Why we recommend it: Real estate faces mounting pressure to demonstrate credible decarbonization progress as regulatory scrutiny, investor expectations, and physical climate risks intensify. Yet performance data seem to show the sector is off‑track, with minimal like‑for‑like emissions reductions and widening gaps between design ratings and operational outcomes. In this context, EVORA’s paper is significant because it provides a rigorous, data‑driven diagnosis of these failures and offers market participants a practical framework for delivering measurable, performance‑based decarbonization.
Key takeaways:
- The real estate sector is confronting a widening decarbonization credibility gap. Although ESG commitments are now widespread, actual emissions reductions remain negligible. Like‑for‑like performance shows a decline of only 0.23%, meaning the sector is decarbonizing at roughly one‑twelfth of the pace required to align with global climate goals. EVORA’s whitepaper argues that this is not a reporting failure but a delivery failure. The gap is now shaping asset values, investment decisions, and competitive positioning. Investors increasingly recognize that policy commitments alone do not translate into operational progress, and that the industry must shift from disclosure‑driven activity to measurable, performance‑based decarbonization.
- A major driver of the delivery gap is the persistent mismatch between design expectations and operational performance. Buildings routinely consume far more energy than their design‑stage ratings predict. EPCs measure theoretical regulated loads rather than real‑world consumption, and EVORA’s analysis of more than 2,000 assets shows no meaningful correlation between EPC ratings and actual energy intensity. In some cases, A‑rated buildings perform worse than C‑ or D‑rated peers. This disconnect is reinforced by unregulated plug loads, sub‑metering blind spots, value engineering that locks in inefficiency, and commissioning drift that inflates energy use from day one, undermining regulatory assumptions.
- A second structural issue is the lag in capital allocation. Decarbonization investment remains tied to refurbishment cycles that run 10 to 15 years, while climate pathways accelerate exponentially. Misalignment can occur within a single hold period.

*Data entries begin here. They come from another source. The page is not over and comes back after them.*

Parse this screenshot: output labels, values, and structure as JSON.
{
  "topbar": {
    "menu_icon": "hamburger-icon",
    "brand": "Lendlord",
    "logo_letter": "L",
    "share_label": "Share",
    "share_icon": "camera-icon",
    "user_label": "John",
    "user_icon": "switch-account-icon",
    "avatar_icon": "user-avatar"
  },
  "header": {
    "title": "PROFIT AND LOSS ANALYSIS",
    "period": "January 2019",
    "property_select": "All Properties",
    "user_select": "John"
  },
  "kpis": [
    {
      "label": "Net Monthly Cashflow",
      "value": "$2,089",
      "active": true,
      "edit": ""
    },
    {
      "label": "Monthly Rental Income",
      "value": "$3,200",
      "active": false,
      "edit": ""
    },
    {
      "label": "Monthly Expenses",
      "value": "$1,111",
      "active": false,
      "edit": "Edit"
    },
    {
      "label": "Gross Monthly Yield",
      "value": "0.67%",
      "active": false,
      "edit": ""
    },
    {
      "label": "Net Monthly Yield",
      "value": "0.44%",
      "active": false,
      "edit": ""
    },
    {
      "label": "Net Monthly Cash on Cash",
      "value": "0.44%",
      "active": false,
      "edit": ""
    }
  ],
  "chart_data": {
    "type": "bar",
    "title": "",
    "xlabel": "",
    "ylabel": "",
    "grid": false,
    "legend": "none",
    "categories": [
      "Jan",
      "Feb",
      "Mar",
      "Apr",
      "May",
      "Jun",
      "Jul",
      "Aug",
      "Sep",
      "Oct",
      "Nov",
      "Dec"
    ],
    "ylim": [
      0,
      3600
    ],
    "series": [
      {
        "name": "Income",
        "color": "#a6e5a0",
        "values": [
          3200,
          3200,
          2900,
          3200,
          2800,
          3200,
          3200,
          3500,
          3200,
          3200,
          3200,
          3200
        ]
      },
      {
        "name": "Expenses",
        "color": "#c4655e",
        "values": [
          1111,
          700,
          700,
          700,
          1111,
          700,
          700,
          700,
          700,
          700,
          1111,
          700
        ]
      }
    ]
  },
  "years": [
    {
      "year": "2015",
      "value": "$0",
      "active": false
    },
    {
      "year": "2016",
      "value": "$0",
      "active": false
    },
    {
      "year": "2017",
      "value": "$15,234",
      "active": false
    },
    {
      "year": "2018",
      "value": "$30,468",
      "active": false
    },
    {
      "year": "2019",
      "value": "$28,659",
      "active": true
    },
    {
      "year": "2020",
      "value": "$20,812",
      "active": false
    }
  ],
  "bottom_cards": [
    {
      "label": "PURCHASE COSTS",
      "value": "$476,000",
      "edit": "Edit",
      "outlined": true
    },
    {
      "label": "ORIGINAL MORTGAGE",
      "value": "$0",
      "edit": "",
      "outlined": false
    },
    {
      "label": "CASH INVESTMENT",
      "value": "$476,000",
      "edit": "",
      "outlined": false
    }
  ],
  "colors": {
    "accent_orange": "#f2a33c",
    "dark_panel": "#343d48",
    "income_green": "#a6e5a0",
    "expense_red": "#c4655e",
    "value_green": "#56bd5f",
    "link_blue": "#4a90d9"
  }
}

The Bank of England’s climate stress testing reinforces that delaying action increases both cost and risk rather than deferring them. As a result, the pace of climate‑driven value erosion is outstripping traditional investment rhythms. Many portfolios now face regulatory tightening, rising compliance costs, and the risk of stranded assets. The industry’s linear planning processes are fundamentally misaligned with the nonlinear nature of climate‑related transition risk.
- Markets have also not fully priced climate risk. Research from MSCI shows that assets with high Climate Value‑at‑Risk continue to trade at similar prices to lower‑risk ones. Historically, markets reprice environmental risk abruptly, not gradually, and signals from insurers, lenders, and central banks suggest that such a correction is approaching. Compounding this is the industry’s overreliance on grid decarbonization. EVORA’s analysis shows most portfolio‑level reductions stem from grid factor improvements rather than active intervention. Grid decarbonization does not reduce energy demand, improve compliance, or mitigate physical risk, and connection constraints already limit electrification strategies in several regions.
- These dynamics are now directly influencing asset values. Green buildings are achieving rental premiums, while brown discounts are increasingly visible in transactions. Regulatory pressure is intensifying, particularly under the EU’s EPBD Recast, which will render the worst‑performing assets un‑lettable without renovation. Physical climate risk adds further pressure, with significant potential revenue losses under higher‑temperature scenarios. Yet the same delivery gap creates opportunity: many carbon‑exposed assets trade at discounts exceeding remediation costs. Investors capable of executing deep retrofits can reposition assets into a market where demand for low‑carbon space will outstrip supply. EVORA’s framework emphasizes aligning cycles, triaging risk, and building investment‑ready cases.